$2.7 billion for football industry hit by coronavirus


the herald

ZURICH. – FIFA is looking to dip into its vast financial reserves to help a football industry ravaged by the coronavirus pandemic wiping out the games and creating unexpected economic hardship in the world’s biggest sport.

The spread of COVID-19 has impacted wealthier clubs, with Barcelona and Juventus players taking pay cuts; those of the small countries, with the Slovak champion Zilina in bankruptcy; and national football federations, with Uruguay laying off hundreds of staff.

Having amassed reserves it last reported to have reached $2.745 billion, FIFA has the resources to provide much-needed financial aid to the game on many levels.

“FIFA is in a solid financial position and it is our duty to do all we can to help when needed,” world football’s governing body said in a statement to The Associated Press on Tuesday.

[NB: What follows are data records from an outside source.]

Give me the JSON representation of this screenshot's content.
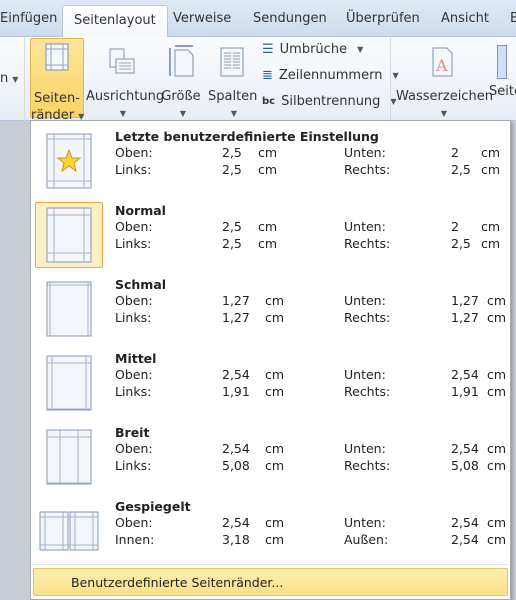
{
  "tabs": [
    "Einfügen",
    "Seitenlayout",
    "Verweise",
    "Sendungen",
    "Überprüfen",
    "Ansicht",
    "E"
  ],
  "active_tab": "Seitenlayout",
  "ribbon": {
    "left_cut_label": "n",
    "seitenraender": {
      "line1": "Seiten-",
      "line2": "ränder"
    },
    "ausrichtung": "Ausrichtung",
    "groesse": "Größe",
    "spalten": "Spalten",
    "umbrueche": "Umbrüche",
    "zeilennummern": "Zeilennummern",
    "silbentrennung": "Silbentrennung",
    "wasserzeichen": "Wasserzeichen",
    "seite_cut": "Seite"
  },
  "menu": {
    "items": [
      {
        "title": "Letzte benutzerdefinierte Einstellung",
        "icon": "last-custom",
        "l1": "Oben:",
        "v1": "2,5",
        "l2": "Unten:",
        "v2": "2",
        "l3": "Links:",
        "v3": "2,5",
        "l4": "Rechts:",
        "v4": "2,5",
        "unit": "cm"
      },
      {
        "title": "Normal",
        "icon": "normal",
        "selected": true,
        "l1": "Oben:",
        "v1": "2,5",
        "l2": "Unten:",
        "v2": "2",
        "l3": "Links:",
        "v3": "2,5",
        "l4": "Rechts:",
        "v4": "2,5",
        "unit": "cm"
      },
      {
        "title": "Schmal",
        "icon": "narrow",
        "l1": "Oben:",
        "v1": "1,27",
        "l2": "Unten:",
        "v2": "1,27",
        "l3": "Links:",
        "v3": "1,27",
        "l4": "Rechts:",
        "v4": "1,27",
        "unit": "cm"
      },
      {
        "title": "Mittel",
        "icon": "moderate",
        "l1": "Oben:",
        "v1": "2,54",
        "l2": "Unten:",
        "v2": "2,54",
        "l3": "Links:",
        "v3": "1,91",
        "l4": "Rechts:",
        "v4": "1,91",
        "unit": "cm"
      },
      {
        "title": "Breit",
        "icon": "wide",
        "l1": "Oben:",
        "v1": "2,54",
        "l2": "Unten:",
        "v2": "2,54",
        "l3": "Links:",
        "v3": "5,08",
        "l4": "Rechts:",
        "v4": "5,08",
        "unit": "cm"
      },
      {
        "title": "Gespiegelt",
        "icon": "mirrored",
        "l1": "Oben:",
        "v1": "2,54",
        "l2": "Unten:",
        "v2": "2,54",
        "l3": "Innen:",
        "v3": "3,18",
        "l4": "Außen:",
        "v4": "2,54",
        "unit": "cm"
      }
    ],
    "footer": "Benutzerdefinierte Seitenränder..."
  }
}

“FIFA is working on possibilities to provide assistance to the football community around the world after having carried out a comprehensive assessment of the financial impact this pandemic will have on football.”

FIFA is exploring the mechanism to provide the financial lifeline to the football industry with the six regional confederations and member associations to ensure there will be an announcement “in the near future”.

“The football community around the world is experiencing, to a greater or lesser extent, serious financial problems due to the coronavirus outbreak,” FIFA said.

“This threatens to disrupt and impede the ability of FIFA Member Associations and other football organizations such as leagues and clubs to develop, fund and manage football activities at all levels of the game, including professional, non-professional, youth and grassroots football.

“It is expected that in many parts of the world, a considerable number of people involved in football, men and women, will find themselves in extremely difficult economic conditions.”

FIFA already runs a “Forward” development program to redistribute its wealth to member associations.

During the 2015-18 cycle, investments in the scheme were $1,079 billion, of which $832 million was approved and committed to member associations, confederations or regions, according to the latest published financial results. —AP.